On specific-use details, planners said they added development-standard matrices for hotels and trailer parks, clarified which temporary uses require an administrative use permit, and established an administrative-use-permit process for accessory massage services limited to no more than 30 percent of the primary floor area and requiring compliance with Municipal Code chapter 5.36. The short-term rental rules are being handled in a separate adoption process and were reserved in the current draft.

Staff also described a new gated-community design section developed with public works and the Transportation and Mobility Technical Committee to address traffic and public-safety concerns for gated entries. The new standards include a standard drawing and stacking/turnaround expectations intended to prevent vehicles from backing up into main streets.

Commissioners asked whether the standards would address existing communities with gates installed without permits. Staff said some illegal gates have been removed by code enforcement; in many retrofit situations, the original project was not designed to accommodate gates and therefore may not be able to meet the new standards without redesign. “If they really want to have [a gated community], they need to design it that way,” staff said.
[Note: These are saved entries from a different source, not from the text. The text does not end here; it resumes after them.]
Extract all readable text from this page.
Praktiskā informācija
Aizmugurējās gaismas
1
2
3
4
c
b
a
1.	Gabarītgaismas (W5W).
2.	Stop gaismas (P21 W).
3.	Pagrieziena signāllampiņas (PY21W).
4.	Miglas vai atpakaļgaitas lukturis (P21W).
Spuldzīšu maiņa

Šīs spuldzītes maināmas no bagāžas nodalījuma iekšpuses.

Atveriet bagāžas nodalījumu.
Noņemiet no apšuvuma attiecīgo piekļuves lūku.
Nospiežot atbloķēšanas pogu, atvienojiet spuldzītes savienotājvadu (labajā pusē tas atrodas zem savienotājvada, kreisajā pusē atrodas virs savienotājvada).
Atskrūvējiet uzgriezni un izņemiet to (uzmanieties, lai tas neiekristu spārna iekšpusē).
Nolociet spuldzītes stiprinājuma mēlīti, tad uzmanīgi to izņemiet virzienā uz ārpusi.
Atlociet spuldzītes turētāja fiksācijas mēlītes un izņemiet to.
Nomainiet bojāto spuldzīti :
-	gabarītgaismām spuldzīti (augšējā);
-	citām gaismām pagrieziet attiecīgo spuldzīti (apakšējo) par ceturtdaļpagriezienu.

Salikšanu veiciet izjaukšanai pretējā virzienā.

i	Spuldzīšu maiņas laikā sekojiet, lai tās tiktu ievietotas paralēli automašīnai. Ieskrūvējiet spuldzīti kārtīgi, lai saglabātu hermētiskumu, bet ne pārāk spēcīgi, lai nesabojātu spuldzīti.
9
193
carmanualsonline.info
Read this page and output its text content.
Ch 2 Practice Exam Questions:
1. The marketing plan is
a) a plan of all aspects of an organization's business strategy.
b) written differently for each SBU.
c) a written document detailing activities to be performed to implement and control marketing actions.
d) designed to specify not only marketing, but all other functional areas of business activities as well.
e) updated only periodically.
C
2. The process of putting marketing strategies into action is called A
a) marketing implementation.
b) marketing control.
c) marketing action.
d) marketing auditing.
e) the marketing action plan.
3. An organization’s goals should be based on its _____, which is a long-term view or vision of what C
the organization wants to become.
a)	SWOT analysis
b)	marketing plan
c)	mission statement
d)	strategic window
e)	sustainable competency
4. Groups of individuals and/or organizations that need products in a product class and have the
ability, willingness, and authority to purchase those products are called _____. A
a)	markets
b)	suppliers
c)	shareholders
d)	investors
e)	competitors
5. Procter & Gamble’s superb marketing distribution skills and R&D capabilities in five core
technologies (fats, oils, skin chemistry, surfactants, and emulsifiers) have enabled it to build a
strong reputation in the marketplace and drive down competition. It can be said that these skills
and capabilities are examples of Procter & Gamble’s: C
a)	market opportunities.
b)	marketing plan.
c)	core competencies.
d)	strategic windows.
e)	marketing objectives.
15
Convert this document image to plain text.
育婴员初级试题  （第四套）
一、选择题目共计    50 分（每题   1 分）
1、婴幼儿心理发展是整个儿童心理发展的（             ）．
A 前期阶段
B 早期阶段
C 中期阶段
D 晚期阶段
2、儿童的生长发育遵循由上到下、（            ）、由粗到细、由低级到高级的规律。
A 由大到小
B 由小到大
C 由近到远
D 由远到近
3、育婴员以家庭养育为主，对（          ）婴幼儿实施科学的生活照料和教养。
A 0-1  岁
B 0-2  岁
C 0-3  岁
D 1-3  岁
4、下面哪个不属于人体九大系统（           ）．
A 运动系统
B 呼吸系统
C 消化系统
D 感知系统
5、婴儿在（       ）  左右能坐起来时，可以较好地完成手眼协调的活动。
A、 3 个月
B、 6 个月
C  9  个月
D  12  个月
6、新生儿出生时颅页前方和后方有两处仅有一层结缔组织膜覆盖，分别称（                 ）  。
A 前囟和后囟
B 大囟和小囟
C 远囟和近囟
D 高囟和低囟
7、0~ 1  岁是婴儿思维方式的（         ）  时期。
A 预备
Commissioners and staff also discussed outreach and adoption strategy. Staff said all draft chapters have been posted to the city’s website and that the outreach plan includes posting a social-media flyer with a QR code, contacting the Covina Chamber of Commerce, and holding a City Council study session followed by Plan Commission and City Council public hearings. Staff noted that, because chapters cross-reference one another, the city expects to adopt the code as one consolidated document, with the possibility of minor cleanups after adoption.

Staff recommended the Planning Commission open the public meeting, receive and close public comments on the draft chapters, provide input to staff, and direct staff to proceed with the code amendment through the public-hearing process and related zone changes. The commission did not take a formal vote on adoption at the March 10 meeting; the next procedural step is the City Council study session and then the statutory public-hearing process.